Von der Liebe kann nun wirklich allein die Musik berichten.

Der Krieg war vorbei, und das Theater in Stendal eines der ersten Häuser, das wieder ein festes Ensemble beschäftigte. Gute Leute trafen sich hier, unter ihnen Günther Gürsch, angestellt als Korrepetitor und zweiter Kapellmeister. Die Kapellmeister-Haut, so stellte er bald fest, wollte ihm nicht richtig passen. Von dem, der sie trug, wurde autoritäres Auftreten erwartet. Günther Gürsch aber war die Friedfertigkeit selbst. Umso besser war er als Pianist.

Die Tänzerinnen des Hauses liebten es, mit ihm zu proben. Während andere die Stücke so gleichgültig vom Blatt herunterklimperten, wie man daheim den Abwasch erledigt, füllte Günther jeden Takt mit seiner ganzen Seele. Oft erfand er neue Schlenker hinzu. Aus seinem lustvollen Spiel schien vor allem eins zu sprechen: die schlichte Freude, am Leben zu sein.

Eine Freude, die er so kurz nach dem Krieg mit vielen teilte. Zum Beispiel mit der Tänzerin Anita. Mit großem Glück war sie dem Luftangriff auf Magdeburg entkommen. Zwei dankbare Überlebende waren sie: Die Tänzerin in ihrem notdürftig aus Vorhangstoff zurechtgeschneiderten Kostümchen und der Pianist, der statt Schuhen alte Gummigaloschen an den Füßen und im Rücken einen Granatsplitter trug.

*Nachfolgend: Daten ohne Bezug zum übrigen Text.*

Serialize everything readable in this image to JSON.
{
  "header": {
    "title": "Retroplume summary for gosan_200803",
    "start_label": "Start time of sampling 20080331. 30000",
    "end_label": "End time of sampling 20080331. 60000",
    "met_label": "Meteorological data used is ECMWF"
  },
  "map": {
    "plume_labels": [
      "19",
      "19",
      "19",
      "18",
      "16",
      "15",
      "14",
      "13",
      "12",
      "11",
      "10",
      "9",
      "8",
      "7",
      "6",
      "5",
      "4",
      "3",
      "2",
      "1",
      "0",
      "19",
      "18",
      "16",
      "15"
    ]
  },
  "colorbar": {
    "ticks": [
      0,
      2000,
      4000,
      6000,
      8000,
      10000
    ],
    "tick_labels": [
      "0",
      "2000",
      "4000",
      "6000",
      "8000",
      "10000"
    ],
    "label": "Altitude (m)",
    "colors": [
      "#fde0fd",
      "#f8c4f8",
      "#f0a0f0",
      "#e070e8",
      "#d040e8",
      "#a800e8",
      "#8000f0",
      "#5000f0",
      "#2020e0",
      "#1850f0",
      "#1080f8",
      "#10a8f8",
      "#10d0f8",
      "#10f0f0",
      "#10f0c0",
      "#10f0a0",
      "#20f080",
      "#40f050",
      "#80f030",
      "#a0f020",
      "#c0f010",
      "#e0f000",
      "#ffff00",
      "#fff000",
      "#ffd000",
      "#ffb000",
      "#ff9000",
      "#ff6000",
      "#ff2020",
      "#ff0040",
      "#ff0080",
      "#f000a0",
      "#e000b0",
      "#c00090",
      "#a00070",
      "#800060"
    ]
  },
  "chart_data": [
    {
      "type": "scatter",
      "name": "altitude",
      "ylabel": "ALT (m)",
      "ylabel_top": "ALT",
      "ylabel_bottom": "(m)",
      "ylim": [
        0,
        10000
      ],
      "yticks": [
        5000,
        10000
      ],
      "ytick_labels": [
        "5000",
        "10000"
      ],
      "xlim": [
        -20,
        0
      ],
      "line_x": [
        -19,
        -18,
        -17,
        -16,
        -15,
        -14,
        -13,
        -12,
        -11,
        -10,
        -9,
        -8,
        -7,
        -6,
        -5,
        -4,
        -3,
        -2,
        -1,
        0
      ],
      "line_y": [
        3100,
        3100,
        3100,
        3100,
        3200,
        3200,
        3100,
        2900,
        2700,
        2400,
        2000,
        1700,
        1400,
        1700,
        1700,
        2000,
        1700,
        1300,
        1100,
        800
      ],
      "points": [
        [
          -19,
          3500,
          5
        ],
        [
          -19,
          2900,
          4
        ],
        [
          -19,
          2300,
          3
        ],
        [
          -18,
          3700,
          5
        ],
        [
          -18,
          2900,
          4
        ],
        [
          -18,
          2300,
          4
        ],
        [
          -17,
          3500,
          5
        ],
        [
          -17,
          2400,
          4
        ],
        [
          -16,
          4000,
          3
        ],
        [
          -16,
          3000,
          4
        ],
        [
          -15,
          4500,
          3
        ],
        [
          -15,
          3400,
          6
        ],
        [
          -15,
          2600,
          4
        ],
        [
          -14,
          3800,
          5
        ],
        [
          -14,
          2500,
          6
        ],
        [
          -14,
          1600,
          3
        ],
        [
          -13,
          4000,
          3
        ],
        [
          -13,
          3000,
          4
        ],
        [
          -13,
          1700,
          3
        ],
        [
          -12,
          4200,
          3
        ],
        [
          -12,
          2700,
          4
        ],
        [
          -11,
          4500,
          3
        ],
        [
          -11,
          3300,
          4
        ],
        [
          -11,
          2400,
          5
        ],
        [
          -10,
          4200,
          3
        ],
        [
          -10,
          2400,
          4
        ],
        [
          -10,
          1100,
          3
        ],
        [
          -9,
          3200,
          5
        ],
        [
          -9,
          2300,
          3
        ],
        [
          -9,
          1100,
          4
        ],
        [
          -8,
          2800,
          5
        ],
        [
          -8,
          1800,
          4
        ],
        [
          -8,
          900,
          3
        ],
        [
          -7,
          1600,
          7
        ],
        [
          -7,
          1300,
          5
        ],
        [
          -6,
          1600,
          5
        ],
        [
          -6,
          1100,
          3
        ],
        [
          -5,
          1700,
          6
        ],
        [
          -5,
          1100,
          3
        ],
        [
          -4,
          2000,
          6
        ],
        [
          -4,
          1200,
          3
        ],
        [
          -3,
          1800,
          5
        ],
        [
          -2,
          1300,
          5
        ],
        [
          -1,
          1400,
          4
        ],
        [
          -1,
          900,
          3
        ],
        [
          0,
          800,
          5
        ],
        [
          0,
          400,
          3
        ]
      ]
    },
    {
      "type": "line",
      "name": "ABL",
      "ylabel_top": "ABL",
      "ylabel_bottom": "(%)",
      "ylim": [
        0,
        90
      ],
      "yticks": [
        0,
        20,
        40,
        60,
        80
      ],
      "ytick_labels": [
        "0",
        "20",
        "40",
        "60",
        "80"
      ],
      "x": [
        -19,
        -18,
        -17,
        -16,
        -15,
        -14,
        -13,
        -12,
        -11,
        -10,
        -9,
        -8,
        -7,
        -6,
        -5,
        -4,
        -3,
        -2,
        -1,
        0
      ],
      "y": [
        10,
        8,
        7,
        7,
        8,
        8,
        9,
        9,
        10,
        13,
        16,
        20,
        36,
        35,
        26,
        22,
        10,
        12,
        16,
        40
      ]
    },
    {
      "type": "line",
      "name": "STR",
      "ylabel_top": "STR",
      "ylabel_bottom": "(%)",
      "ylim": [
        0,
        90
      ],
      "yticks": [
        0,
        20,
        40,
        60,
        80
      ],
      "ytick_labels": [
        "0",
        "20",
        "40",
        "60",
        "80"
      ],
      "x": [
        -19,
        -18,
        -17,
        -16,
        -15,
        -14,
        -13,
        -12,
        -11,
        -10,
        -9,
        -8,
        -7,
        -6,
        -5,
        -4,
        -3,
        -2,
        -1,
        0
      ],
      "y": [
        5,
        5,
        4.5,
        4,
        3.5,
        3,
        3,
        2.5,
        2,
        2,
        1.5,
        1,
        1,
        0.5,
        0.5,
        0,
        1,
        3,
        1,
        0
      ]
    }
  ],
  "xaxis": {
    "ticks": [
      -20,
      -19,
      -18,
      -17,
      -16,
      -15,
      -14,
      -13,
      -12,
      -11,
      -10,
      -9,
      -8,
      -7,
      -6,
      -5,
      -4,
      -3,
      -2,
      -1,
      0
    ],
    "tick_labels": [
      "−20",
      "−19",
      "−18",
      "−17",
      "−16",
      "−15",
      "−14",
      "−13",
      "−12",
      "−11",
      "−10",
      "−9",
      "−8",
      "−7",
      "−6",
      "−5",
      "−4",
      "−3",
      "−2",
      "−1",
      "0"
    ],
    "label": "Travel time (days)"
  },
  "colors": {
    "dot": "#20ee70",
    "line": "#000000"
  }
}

Wo und unter welchen Umständen Günther Gürsch den Splitter abbekommen hat, weiß niemand genau zu sagen. Überhaupt ist es so, dass viele meinen, den groß gewachsenen Mann mit dem sanften, runden Gesicht gut gekannt zu haben, ohne viel über ihn zu wissen. Er offenbarte sich ja in seiner Musik. Was gab es darüber hinaus schon noch Nennenswertes mitzuteilen? Gügü, wie er gerne genannt wurde, war keiner, der an Stammtischen erschien oder lange an Kantinentischen klebte. Ohne Musikinstrumente fühlte er sich seiner Ausdrucksmittel beraubt und war ein freundlicher, aber sehr ruhiger Mensch.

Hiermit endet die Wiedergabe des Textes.